Now Alex has a bit of the book to focus on herself. She reunites with her childhood friend and they become partners until PLOT TWIST, her first love finds she must become a dragon herself. Unlike the betrayal Alex would have felt by her mother leaving, she accepts Sonia’s desires and ends up with another earth bound person to be with until their end.

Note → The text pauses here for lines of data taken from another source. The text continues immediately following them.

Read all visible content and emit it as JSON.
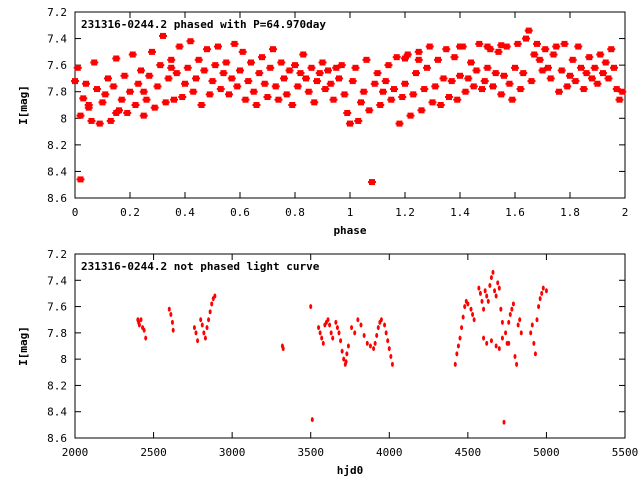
{
  "chart_data": [
    {
      "type": "scatter",
      "title": "231316-0244.2 phased with P=64.970day",
      "xlabel": "phase",
      "ylabel": "I[mag]",
      "xlim": [
        0,
        2
      ],
      "ylim": [
        7.2,
        8.6
      ],
      "y_inverted": true,
      "xticks": [
        "0",
        "0.2",
        "0.4",
        "0.6",
        "0.8",
        "1",
        "1.2",
        "1.4",
        "1.6",
        "1.8",
        "2"
      ],
      "yticks": [
        "7.2",
        "7.4",
        "7.6",
        "7.8",
        "8",
        "8.2",
        "8.4",
        "8.6"
      ],
      "marker_color": "#ff0000",
      "points": [
        [
          0.0,
          7.72
        ],
        [
          0.01,
          7.62
        ],
        [
          0.02,
          8.46
        ],
        [
          0.02,
          7.98
        ],
        [
          0.03,
          7.85
        ],
        [
          0.04,
          7.74
        ],
        [
          0.05,
          7.92
        ],
        [
          0.06,
          8.02
        ],
        [
          0.07,
          7.58
        ],
        [
          0.08,
          7.78
        ],
        [
          0.09,
          8.04
        ],
        [
          0.1,
          7.88
        ],
        [
          0.11,
          7.82
        ],
        [
          0.12,
          7.7
        ],
        [
          0.13,
          8.02
        ],
        [
          0.14,
          7.76
        ],
        [
          0.15,
          7.55
        ],
        [
          0.16,
          7.94
        ],
        [
          0.17,
          7.86
        ],
        [
          0.18,
          7.68
        ],
        [
          0.19,
          7.96
        ],
        [
          0.2,
          7.8
        ],
        [
          0.21,
          7.52
        ],
        [
          0.22,
          7.9
        ],
        [
          0.23,
          7.74
        ],
        [
          0.24,
          7.64
        ],
        [
          0.25,
          7.98
        ],
        [
          0.26,
          7.86
        ],
        [
          0.27,
          7.68
        ],
        [
          0.28,
          7.5
        ],
        [
          0.29,
          7.92
        ],
        [
          0.3,
          7.76
        ],
        [
          0.31,
          7.6
        ],
        [
          0.32,
          7.38
        ],
        [
          0.33,
          7.88
        ],
        [
          0.34,
          7.7
        ],
        [
          0.35,
          7.56
        ],
        [
          0.36,
          7.86
        ],
        [
          0.37,
          7.66
        ],
        [
          0.38,
          7.46
        ],
        [
          0.39,
          7.84
        ],
        [
          0.4,
          7.74
        ],
        [
          0.41,
          7.62
        ],
        [
          0.42,
          7.42
        ],
        [
          0.43,
          7.8
        ],
        [
          0.44,
          7.7
        ],
        [
          0.45,
          7.56
        ],
        [
          0.46,
          7.9
        ],
        [
          0.47,
          7.64
        ],
        [
          0.48,
          7.48
        ],
        [
          0.49,
          7.82
        ],
        [
          0.5,
          7.72
        ],
        [
          0.51,
          7.6
        ],
        [
          0.52,
          7.46
        ],
        [
          0.53,
          7.78
        ],
        [
          0.54,
          7.66
        ],
        [
          0.55,
          7.58
        ],
        [
          0.56,
          7.82
        ],
        [
          0.57,
          7.7
        ],
        [
          0.58,
          7.44
        ],
        [
          0.59,
          7.76
        ],
        [
          0.6,
          7.64
        ],
        [
          0.61,
          7.5
        ],
        [
          0.62,
          7.86
        ],
        [
          0.63,
          7.72
        ],
        [
          0.64,
          7.58
        ],
        [
          0.65,
          7.8
        ],
        [
          0.66,
          7.9
        ],
        [
          0.67,
          7.66
        ],
        [
          0.68,
          7.54
        ],
        [
          0.69,
          7.74
        ],
        [
          0.7,
          7.84
        ],
        [
          0.71,
          7.62
        ],
        [
          0.72,
          7.48
        ],
        [
          0.73,
          7.76
        ],
        [
          0.74,
          7.86
        ],
        [
          0.75,
          7.58
        ],
        [
          0.76,
          7.7
        ],
        [
          0.77,
          7.82
        ],
        [
          0.78,
          7.64
        ],
        [
          0.79,
          7.9
        ],
        [
          0.8,
          7.6
        ],
        [
          0.81,
          7.76
        ],
        [
          0.82,
          7.66
        ],
        [
          0.83,
          7.52
        ],
        [
          0.84,
          7.7
        ],
        [
          0.85,
          7.8
        ],
        [
          0.86,
          7.62
        ],
        [
          0.87,
          7.88
        ],
        [
          0.88,
          7.72
        ],
        [
          0.89,
          7.66
        ],
        [
          0.9,
          7.58
        ],
        [
          0.91,
          7.78
        ],
        [
          0.92,
          7.64
        ],
        [
          0.93,
          7.74
        ],
        [
          0.94,
          7.86
        ],
        [
          0.95,
          7.62
        ],
        [
          0.96,
          7.7
        ],
        [
          0.97,
          7.6
        ],
        [
          0.98,
          7.82
        ],
        [
          0.99,
          7.96
        ],
        [
          1.0,
          8.04
        ],
        [
          1.01,
          7.72
        ],
        [
          1.02,
          7.62
        ],
        [
          1.03,
          8.02
        ],
        [
          1.04,
          7.88
        ],
        [
          1.05,
          7.8
        ],
        [
          1.06,
          7.56
        ],
        [
          1.07,
          7.94
        ],
        [
          1.08,
          8.48
        ],
        [
          1.09,
          7.74
        ],
        [
          1.1,
          7.66
        ],
        [
          1.11,
          7.9
        ],
        [
          1.12,
          7.8
        ],
        [
          1.13,
          7.72
        ],
        [
          1.14,
          7.6
        ],
        [
          1.15,
          7.86
        ],
        [
          1.16,
          7.78
        ],
        [
          1.17,
          7.54
        ],
        [
          1.18,
          8.04
        ],
        [
          1.19,
          7.84
        ],
        [
          1.2,
          7.74
        ],
        [
          1.21,
          7.52
        ],
        [
          1.22,
          7.98
        ],
        [
          1.23,
          7.82
        ],
        [
          1.24,
          7.66
        ],
        [
          1.25,
          7.5
        ],
        [
          1.26,
          7.94
        ],
        [
          1.27,
          7.78
        ],
        [
          1.28,
          7.62
        ],
        [
          1.29,
          7.46
        ],
        [
          1.3,
          7.88
        ],
        [
          1.31,
          7.76
        ],
        [
          1.32,
          7.56
        ],
        [
          1.33,
          7.9
        ],
        [
          1.34,
          7.7
        ],
        [
          1.35,
          7.48
        ],
        [
          1.36,
          7.84
        ],
        [
          1.37,
          7.72
        ],
        [
          1.38,
          7.54
        ],
        [
          1.39,
          7.86
        ],
        [
          1.4,
          7.68
        ],
        [
          1.41,
          7.46
        ],
        [
          1.42,
          7.8
        ],
        [
          1.43,
          7.7
        ],
        [
          1.44,
          7.58
        ],
        [
          1.45,
          7.76
        ],
        [
          1.46,
          7.64
        ],
        [
          1.47,
          7.44
        ],
        [
          1.48,
          7.78
        ],
        [
          1.49,
          7.72
        ],
        [
          1.5,
          7.62
        ],
        [
          1.51,
          7.48
        ],
        [
          1.52,
          7.76
        ],
        [
          1.53,
          7.66
        ],
        [
          1.54,
          7.5
        ],
        [
          1.55,
          7.82
        ],
        [
          1.56,
          7.68
        ],
        [
          1.57,
          7.46
        ],
        [
          1.58,
          7.74
        ],
        [
          1.59,
          7.86
        ],
        [
          1.6,
          7.62
        ],
        [
          1.61,
          7.44
        ],
        [
          1.62,
          7.78
        ],
        [
          1.63,
          7.66
        ],
        [
          1.64,
          7.4
        ],
        [
          1.65,
          7.34
        ],
        [
          1.66,
          7.72
        ],
        [
          1.67,
          7.52
        ],
        [
          1.68,
          7.44
        ],
        [
          1.69,
          7.56
        ],
        [
          1.7,
          7.64
        ],
        [
          1.71,
          7.48
        ],
        [
          1.72,
          7.62
        ],
        [
          1.73,
          7.7
        ],
        [
          1.74,
          7.52
        ],
        [
          1.75,
          7.46
        ],
        [
          1.76,
          7.8
        ],
        [
          1.77,
          7.64
        ],
        [
          1.78,
          7.44
        ],
        [
          1.79,
          7.76
        ],
        [
          1.8,
          7.68
        ],
        [
          1.81,
          7.56
        ],
        [
          1.82,
          7.72
        ],
        [
          1.83,
          7.46
        ],
        [
          1.84,
          7.62
        ],
        [
          1.85,
          7.78
        ],
        [
          1.86,
          7.66
        ],
        [
          1.87,
          7.54
        ],
        [
          1.88,
          7.7
        ],
        [
          1.89,
          7.62
        ],
        [
          1.9,
          7.74
        ],
        [
          1.91,
          7.52
        ],
        [
          1.92,
          7.66
        ],
        [
          1.93,
          7.58
        ],
        [
          1.94,
          7.7
        ],
        [
          1.95,
          7.48
        ],
        [
          1.96,
          7.62
        ],
        [
          1.97,
          7.78
        ],
        [
          1.98,
          7.86
        ],
        [
          1.99,
          7.8
        ],
        [
          1.4,
          7.46
        ],
        [
          1.5,
          7.46
        ],
        [
          1.55,
          7.45
        ],
        [
          1.2,
          7.55
        ],
        [
          1.25,
          7.56
        ],
        [
          0.05,
          7.9
        ],
        [
          0.15,
          7.96
        ],
        [
          0.25,
          7.8
        ],
        [
          0.35,
          7.62
        ]
      ]
    },
    {
      "type": "scatter",
      "title": "231316-0244.2 not phased light curve",
      "xlabel": "hjd0",
      "ylabel": "I[mag]",
      "xlim": [
        2000,
        5500
      ],
      "ylim": [
        7.2,
        8.6
      ],
      "y_inverted": true,
      "xticks": [
        "2000",
        "2500",
        "3000",
        "3500",
        "4000",
        "4500",
        "5000",
        "5500"
      ],
      "yticks": [
        "7.2",
        "7.4",
        "7.6",
        "7.8",
        "8",
        "8.2",
        "8.4",
        "8.6"
      ],
      "marker_color": "#ff0000",
      "points": [
        [
          2400,
          7.7
        ],
        [
          2405,
          7.72
        ],
        [
          2410,
          7.74
        ],
        [
          2420,
          7.7
        ],
        [
          2430,
          7.76
        ],
        [
          2440,
          7.78
        ],
        [
          2450,
          7.84
        ],
        [
          2600,
          7.62
        ],
        [
          2610,
          7.66
        ],
        [
          2620,
          7.72
        ],
        [
          2625,
          7.78
        ],
        [
          2760,
          7.76
        ],
        [
          2770,
          7.8
        ],
        [
          2780,
          7.86
        ],
        [
          2800,
          7.7
        ],
        [
          2810,
          7.74
        ],
        [
          2820,
          7.8
        ],
        [
          2830,
          7.84
        ],
        [
          2840,
          7.76
        ],
        [
          2850,
          7.7
        ],
        [
          2860,
          7.64
        ],
        [
          2870,
          7.58
        ],
        [
          2880,
          7.54
        ],
        [
          2890,
          7.52
        ],
        [
          3320,
          7.9
        ],
        [
          3325,
          7.92
        ],
        [
          3500,
          7.6
        ],
        [
          3510,
          8.46
        ],
        [
          3550,
          7.76
        ],
        [
          3560,
          7.8
        ],
        [
          3570,
          7.84
        ],
        [
          3580,
          7.88
        ],
        [
          3590,
          7.74
        ],
        [
          3600,
          7.72
        ],
        [
          3610,
          7.7
        ],
        [
          3620,
          7.74
        ],
        [
          3630,
          7.8
        ],
        [
          3640,
          7.84
        ],
        [
          3660,
          7.72
        ],
        [
          3670,
          7.76
        ],
        [
          3680,
          7.8
        ],
        [
          3690,
          7.86
        ],
        [
          3700,
          7.94
        ],
        [
          3710,
          8.0
        ],
        [
          3720,
          8.04
        ],
        [
          3725,
          8.02
        ],
        [
          3730,
          7.96
        ],
        [
          3740,
          7.9
        ],
        [
          3760,
          7.76
        ],
        [
          3780,
          7.8
        ],
        [
          3800,
          7.7
        ],
        [
          3820,
          7.74
        ],
        [
          3840,
          7.82
        ],
        [
          3860,
          7.88
        ],
        [
          3880,
          7.9
        ],
        [
          3900,
          7.92
        ],
        [
          3910,
          7.88
        ],
        [
          3920,
          7.82
        ],
        [
          3930,
          7.76
        ],
        [
          3940,
          7.72
        ],
        [
          3950,
          7.7
        ],
        [
          3970,
          7.74
        ],
        [
          3980,
          7.8
        ],
        [
          3990,
          7.86
        ],
        [
          4000,
          7.92
        ],
        [
          4010,
          7.98
        ],
        [
          4020,
          8.04
        ],
        [
          4420,
          8.04
        ],
        [
          4430,
          7.96
        ],
        [
          4440,
          7.9
        ],
        [
          4450,
          7.84
        ],
        [
          4460,
          7.76
        ],
        [
          4470,
          7.68
        ],
        [
          4480,
          7.6
        ],
        [
          4490,
          7.56
        ],
        [
          4500,
          7.58
        ],
        [
          4520,
          7.62
        ],
        [
          4530,
          7.66
        ],
        [
          4540,
          7.7
        ],
        [
          4570,
          7.46
        ],
        [
          4580,
          7.5
        ],
        [
          4590,
          7.56
        ],
        [
          4600,
          7.62
        ],
        [
          4610,
          7.48
        ],
        [
          4620,
          7.52
        ],
        [
          4630,
          7.56
        ],
        [
          4640,
          7.44
        ],
        [
          4650,
          7.38
        ],
        [
          4660,
          7.34
        ],
        [
          4670,
          7.48
        ],
        [
          4680,
          7.52
        ],
        [
          4690,
          7.42
        ],
        [
          4700,
          7.46
        ],
        [
          4710,
          7.62
        ],
        [
          4720,
          7.72
        ],
        [
          4730,
          8.48
        ],
        [
          4740,
          7.8
        ],
        [
          4750,
          7.88
        ],
        [
          4760,
          7.72
        ],
        [
          4770,
          7.66
        ],
        [
          4780,
          7.62
        ],
        [
          4790,
          7.58
        ],
        [
          4800,
          7.98
        ],
        [
          4810,
          8.04
        ],
        [
          4820,
          7.74
        ],
        [
          4830,
          7.7
        ],
        [
          4840,
          7.8
        ],
        [
          4600,
          7.84
        ],
        [
          4620,
          7.88
        ],
        [
          4650,
          7.86
        ],
        [
          4680,
          7.9
        ],
        [
          4700,
          7.92
        ],
        [
          4720,
          7.84
        ],
        [
          4760,
          7.88
        ],
        [
          4900,
          7.8
        ],
        [
          4910,
          7.74
        ],
        [
          4920,
          7.88
        ],
        [
          4930,
          7.96
        ],
        [
          4940,
          7.7
        ],
        [
          4950,
          7.6
        ],
        [
          4960,
          7.54
        ],
        [
          4970,
          7.5
        ],
        [
          4980,
          7.46
        ],
        [
          5000,
          7.48
        ]
      ]
    }
  ]
}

I enjoyed this Thelma and Louise meets Raya themed story where children are seen as delightful ruffians. I related to the conflict Alex felt between letting Beatrice be wild or taming her to answer to the world that’s run by the minds of men and their interests. There is recognition of trans dragons and dragons of color lest the process be associated only with white straight privilege. I did find that the narrator’s interest in remaining human caused the book to come off as a bit puritanical. There was some gendered characterization with the irrationality of women turning them into entirely different species all together. I wondered about what it was like to live as a dragon and why they came back. Is it just lonely at the top (of the atmosphere)? Or was it that they were so ostracized by their unacceptable power that until the world accepted women as fierce, they had nowhere else to go?

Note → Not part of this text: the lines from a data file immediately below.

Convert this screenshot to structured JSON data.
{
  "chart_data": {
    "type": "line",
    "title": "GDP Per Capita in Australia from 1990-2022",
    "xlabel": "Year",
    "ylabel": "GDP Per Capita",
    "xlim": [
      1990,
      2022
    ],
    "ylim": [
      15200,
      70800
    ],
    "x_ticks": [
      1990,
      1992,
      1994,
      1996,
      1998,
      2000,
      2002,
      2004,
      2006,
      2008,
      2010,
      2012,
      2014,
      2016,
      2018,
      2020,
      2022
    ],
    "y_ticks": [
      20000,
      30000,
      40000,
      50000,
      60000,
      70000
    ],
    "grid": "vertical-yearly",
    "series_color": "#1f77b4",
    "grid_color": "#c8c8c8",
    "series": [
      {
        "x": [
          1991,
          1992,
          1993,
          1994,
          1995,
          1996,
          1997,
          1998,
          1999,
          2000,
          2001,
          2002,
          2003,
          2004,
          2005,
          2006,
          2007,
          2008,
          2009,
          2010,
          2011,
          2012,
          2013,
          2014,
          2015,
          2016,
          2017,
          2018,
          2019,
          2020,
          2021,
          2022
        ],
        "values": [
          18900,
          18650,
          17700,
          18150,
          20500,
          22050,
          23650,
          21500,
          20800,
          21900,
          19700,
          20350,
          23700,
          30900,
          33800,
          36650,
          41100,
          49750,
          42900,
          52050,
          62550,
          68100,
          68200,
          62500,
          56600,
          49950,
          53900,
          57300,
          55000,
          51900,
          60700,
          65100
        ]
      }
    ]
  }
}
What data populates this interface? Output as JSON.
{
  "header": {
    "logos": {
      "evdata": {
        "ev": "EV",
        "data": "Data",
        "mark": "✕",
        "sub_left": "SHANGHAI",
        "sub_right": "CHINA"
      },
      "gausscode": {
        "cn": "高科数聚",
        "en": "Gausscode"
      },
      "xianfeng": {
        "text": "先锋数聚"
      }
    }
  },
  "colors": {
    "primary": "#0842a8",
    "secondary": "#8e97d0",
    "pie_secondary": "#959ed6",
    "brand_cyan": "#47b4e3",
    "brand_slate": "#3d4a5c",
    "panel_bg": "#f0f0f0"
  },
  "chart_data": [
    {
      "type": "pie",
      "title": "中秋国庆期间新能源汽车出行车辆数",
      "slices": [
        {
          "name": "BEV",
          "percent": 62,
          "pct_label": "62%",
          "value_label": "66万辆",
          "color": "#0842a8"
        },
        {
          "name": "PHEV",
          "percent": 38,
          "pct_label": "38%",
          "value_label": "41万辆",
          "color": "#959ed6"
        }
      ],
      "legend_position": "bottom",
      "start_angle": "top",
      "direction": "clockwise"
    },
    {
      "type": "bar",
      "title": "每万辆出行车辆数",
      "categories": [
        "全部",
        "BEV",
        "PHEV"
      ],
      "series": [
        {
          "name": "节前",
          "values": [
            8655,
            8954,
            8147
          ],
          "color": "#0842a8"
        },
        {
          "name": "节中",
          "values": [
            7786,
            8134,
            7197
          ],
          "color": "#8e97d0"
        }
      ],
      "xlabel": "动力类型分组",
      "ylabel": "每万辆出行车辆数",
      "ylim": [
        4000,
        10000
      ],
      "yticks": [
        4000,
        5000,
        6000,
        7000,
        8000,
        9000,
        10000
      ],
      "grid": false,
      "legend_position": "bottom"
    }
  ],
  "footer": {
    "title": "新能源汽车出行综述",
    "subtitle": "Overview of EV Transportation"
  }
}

Also, like in so many feminist texts these days, the men get a real pass. Sure, some are eaten or fried by fire and others die lonely of old age but only one man in the whole book comes off at best neutral. An old scientist, rumbled, vested and the responsible author of intertextual documents about the phenomenon of the transformations, stands in as the sole male figure who wants only to uncover the truth. I relate to this block in imagination. The book was written when it’s hard to envision a truly good man. The writer says seeds of the book began with Christine Blasey Ford’s testimony and grew into a story about memory, loss, trauma and being shamed into silence. I also relate to the point in time in the author’s life when one reckons with all this (she’s 49) and how most women’s pasts, even today, contain silences that would burn the world alive were they all to be revealed. Perhaps the writer is right to suggest that simply acknowledging all women have done in the past 50 years DOES leave men behind. As we recognize the place women’s anger and true shape has in our culture there’s less space or place for those who can’t live among us.